Here’s the interesting thing.  I’ve read articles using this case as a case against cloud computing, at least where it is today.  Its true that SaaS (software as a service) and cloud computing has some improving to do, especially in the area of security, but I don’t see this as much of an example of it.  Let me explain where I think the leak could have been avoided.

In this modern age of computing and Internet use, many company security policies are in dire need of updating.  For instance, one security standard that should have been upheld is the avoidance of the use of personal email for the access of company information (that goes from documents to network access).  The company should have full control over the security of services such as email.  If there was a breach in the security of the company’s email, it would be the fault of IT and hopefully it would be kept up to date and monitored so there is very little chance of such a leak actually happening.

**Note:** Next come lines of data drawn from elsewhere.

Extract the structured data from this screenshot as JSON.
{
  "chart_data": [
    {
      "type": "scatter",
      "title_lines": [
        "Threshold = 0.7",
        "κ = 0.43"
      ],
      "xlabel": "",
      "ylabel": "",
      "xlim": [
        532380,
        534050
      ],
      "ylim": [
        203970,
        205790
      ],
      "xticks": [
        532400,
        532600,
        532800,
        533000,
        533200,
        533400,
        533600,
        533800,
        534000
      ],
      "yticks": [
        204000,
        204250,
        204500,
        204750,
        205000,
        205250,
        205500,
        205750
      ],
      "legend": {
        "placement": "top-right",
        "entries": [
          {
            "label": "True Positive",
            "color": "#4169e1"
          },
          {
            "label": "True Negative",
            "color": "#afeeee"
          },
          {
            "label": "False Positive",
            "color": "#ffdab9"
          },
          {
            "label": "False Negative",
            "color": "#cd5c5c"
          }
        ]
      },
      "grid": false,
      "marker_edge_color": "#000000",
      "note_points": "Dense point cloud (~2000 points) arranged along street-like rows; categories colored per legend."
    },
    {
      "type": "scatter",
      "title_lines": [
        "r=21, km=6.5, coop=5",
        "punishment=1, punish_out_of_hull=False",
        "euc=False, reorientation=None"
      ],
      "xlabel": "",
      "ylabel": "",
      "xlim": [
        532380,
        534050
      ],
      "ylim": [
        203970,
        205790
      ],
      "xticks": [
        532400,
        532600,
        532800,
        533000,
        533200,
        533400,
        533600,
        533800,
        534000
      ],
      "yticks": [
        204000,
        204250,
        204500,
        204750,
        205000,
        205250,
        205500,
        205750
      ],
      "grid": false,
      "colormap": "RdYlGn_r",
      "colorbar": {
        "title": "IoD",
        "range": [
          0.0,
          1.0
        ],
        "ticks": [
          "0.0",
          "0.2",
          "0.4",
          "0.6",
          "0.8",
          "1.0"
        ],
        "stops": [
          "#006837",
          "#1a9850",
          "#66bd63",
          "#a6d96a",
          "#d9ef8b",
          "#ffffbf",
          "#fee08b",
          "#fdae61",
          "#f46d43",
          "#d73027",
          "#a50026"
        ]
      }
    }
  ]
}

For a personal tip (one I must also take advantage of), you probably have username and password information for various services throughout your email inbox.  For instance, do you remember that time you signed up for such and such service, or that other time you lost your password for that other service so a new one was emailed to you?  Just stop for a moment and think about how many of your accounts throughout the web can and probably will be compromised if someone got a hold of your email password.  Perhaps it’s time to search those out, write down or otherwise securely save those passwords, and delete the email messages containing them.  Also, you SHOULD be periodically changing those passwords in case they become compromised without your knowledge (check out this article about making strong passwords that you can remember).

I’ve taken the liberty to link to some sources that should help with company securtiy as it would relate to the Internet, mobile work forces, and personal equipment used for work.  Check these out and see how you can keep yourself, and/or your company, secure from nightmares such as Twitter is now dealing with.

1. Securing Our Clients’ Data While on The Road
2. Wireless Insecurity
3. Managing the Security and Privacy of Electronic Data in a Law Office – Part 1
4. Managing the Security and Privacy of Electronic Data in a Law Office – Part 2
5. 5 things you should know about wireless security
6. You should have a data security policy.
7. Email Best Practices – Email Policies in an Organization
8. Email Best Practices – Personal Email Management

These are just a few of many links and sites dedicated to helping other secure their data.  in encourage, nay IMPLORE you to do some research and get yourself secure.  Your livelihood could depend on it!